第7章 保留
『い、嫌だ……。』
痛い。苦しい。
『いやだ……もう、希望のカケラ集めたくない……。』
言うや否や、涙が溢れた。
思わず顔を伏せる。
スカートに数滴の大きな染みが広がった。
「なっ……泣くほど? てか、なんで集めたくないんだよ」
涙を拭う希灯に、近くに座っていた左右田がやや驚きながら言う。
「あと埋まってないのあんただけなんだからね!わたし達の足引っ張んないでくれる?」
「さすがに島生活も飽きてきたって言うか……家のことも心配だし、そろそろ帰りたいんだよね」
「貴様、協調性に欠いているぞ。
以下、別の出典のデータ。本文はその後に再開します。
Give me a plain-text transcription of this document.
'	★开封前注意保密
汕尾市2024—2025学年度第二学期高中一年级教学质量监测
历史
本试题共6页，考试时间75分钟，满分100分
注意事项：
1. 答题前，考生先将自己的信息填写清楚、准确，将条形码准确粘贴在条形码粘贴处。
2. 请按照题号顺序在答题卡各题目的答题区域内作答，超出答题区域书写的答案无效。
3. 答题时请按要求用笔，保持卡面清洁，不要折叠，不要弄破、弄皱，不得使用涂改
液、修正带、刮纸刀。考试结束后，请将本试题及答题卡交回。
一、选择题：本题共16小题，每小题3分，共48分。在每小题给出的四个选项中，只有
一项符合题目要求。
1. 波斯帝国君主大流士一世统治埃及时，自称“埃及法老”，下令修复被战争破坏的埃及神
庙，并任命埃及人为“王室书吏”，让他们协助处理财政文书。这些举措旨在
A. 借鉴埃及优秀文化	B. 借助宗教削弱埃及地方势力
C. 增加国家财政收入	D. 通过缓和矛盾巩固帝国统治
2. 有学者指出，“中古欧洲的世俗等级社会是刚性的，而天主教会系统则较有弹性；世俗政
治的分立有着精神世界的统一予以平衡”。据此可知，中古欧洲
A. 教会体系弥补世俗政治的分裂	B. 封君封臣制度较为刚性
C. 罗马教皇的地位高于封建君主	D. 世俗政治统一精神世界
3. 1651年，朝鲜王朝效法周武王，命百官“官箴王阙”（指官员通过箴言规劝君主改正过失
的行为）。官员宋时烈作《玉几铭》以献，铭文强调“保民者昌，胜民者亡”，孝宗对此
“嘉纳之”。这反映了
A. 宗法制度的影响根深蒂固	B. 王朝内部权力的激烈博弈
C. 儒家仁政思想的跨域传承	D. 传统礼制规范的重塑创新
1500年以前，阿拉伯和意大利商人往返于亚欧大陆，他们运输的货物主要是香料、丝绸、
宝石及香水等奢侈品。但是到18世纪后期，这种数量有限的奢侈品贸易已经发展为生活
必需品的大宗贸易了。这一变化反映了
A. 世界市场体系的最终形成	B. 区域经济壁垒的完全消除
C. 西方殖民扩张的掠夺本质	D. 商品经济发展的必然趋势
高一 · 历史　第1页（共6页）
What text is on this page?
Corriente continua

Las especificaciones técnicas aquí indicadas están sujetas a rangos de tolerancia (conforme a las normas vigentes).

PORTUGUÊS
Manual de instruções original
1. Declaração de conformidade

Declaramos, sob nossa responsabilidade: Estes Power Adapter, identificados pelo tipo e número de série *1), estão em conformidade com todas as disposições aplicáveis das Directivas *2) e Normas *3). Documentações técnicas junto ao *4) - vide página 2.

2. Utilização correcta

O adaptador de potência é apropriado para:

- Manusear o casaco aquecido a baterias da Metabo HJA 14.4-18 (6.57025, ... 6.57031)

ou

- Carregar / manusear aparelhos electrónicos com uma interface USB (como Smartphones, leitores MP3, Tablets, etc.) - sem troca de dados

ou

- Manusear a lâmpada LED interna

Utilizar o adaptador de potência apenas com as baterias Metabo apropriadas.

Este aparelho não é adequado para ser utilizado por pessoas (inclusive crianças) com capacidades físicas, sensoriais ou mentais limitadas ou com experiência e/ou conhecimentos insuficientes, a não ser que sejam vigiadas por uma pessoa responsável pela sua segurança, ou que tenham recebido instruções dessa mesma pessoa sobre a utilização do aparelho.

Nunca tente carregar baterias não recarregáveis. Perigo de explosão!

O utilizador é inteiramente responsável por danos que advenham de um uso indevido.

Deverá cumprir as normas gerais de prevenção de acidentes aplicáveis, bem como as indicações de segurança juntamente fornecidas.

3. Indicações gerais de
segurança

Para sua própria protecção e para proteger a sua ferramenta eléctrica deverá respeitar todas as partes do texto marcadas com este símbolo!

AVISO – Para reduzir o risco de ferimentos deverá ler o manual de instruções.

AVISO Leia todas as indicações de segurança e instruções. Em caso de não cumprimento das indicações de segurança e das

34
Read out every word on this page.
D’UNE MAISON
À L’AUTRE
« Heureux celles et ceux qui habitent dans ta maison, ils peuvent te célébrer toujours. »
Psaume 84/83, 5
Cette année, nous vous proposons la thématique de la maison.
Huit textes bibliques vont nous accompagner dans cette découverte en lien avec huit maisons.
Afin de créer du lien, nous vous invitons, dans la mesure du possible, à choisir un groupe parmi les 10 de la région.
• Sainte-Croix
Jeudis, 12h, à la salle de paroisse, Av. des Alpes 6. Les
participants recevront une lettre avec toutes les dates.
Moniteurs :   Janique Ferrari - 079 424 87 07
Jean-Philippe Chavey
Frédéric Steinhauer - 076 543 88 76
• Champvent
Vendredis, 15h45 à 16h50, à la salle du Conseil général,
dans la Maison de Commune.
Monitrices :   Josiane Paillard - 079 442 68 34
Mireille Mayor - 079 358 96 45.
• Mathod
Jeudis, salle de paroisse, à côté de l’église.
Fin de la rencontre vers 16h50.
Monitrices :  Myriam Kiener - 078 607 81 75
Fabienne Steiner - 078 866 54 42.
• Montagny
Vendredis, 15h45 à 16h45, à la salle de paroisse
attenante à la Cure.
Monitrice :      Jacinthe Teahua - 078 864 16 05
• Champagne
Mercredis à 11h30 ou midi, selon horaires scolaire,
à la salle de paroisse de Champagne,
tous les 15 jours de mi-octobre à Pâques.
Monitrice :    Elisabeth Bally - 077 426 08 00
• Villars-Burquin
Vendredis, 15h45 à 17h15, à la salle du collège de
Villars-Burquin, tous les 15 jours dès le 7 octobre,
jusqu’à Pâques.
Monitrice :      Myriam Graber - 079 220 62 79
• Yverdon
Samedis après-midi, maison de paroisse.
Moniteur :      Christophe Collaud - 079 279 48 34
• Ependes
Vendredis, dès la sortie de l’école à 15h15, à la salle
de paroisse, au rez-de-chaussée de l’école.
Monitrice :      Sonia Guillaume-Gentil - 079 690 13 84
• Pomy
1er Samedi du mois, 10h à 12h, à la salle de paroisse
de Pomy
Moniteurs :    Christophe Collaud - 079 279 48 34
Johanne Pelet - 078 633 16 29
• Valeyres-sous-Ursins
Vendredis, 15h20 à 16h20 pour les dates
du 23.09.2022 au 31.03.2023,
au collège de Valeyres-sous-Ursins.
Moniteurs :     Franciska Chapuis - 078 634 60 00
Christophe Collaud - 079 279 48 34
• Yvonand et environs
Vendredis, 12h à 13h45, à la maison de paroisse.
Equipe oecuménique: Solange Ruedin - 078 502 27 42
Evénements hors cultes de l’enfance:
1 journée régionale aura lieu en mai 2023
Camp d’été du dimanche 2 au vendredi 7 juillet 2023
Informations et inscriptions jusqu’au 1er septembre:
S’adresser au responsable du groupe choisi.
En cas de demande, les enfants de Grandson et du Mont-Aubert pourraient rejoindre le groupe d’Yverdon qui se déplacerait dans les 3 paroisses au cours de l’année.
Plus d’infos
理由は知らんが今日からでも彼奴らとの戯れを再開するべきだ」
集めたくない、と言った希灯に周囲が口々に不満をぶつける。
言うことは尤もだった。
『…………ごめん。けど……でも、だって……。』
希望のカケラを満たしたくない。
修学旅行を終わらせたくない。
カムクライズルを消したくない。
「わかってんの?わたし達は謝罪とか言い訳じゃなくてさー、行動で示してほしいんだよね」
残りのカケラはあと10個。
それを埋めきって51日目に突入すれば、もう二度と会えなくなる。
逃れられない、永遠の別れが来る。
『うっ、うぅ……ぐすっ。い、イズルくん……。』
拭えども拭えども、涙は止まらなかった。
終わらせなければいけない。
未来機関員として、監視者としてそうしなければならない。
分かっている。分かっている。分かっている。分かっている。
「希灯さん、こっち来て先生と話しましょう。みなさんは食事を続けてくだちゃい。さ、希灯さん……行きまちょうね」
異変に気付いたウサミがレストランにやってきた。
ウサミに手を引かれ、希灯は鼻をすすりながらレストランを出ていく。
その間、カムクラは希灯たちの件に我関せずで窓辺で1人優雅に朝食を摂っていた。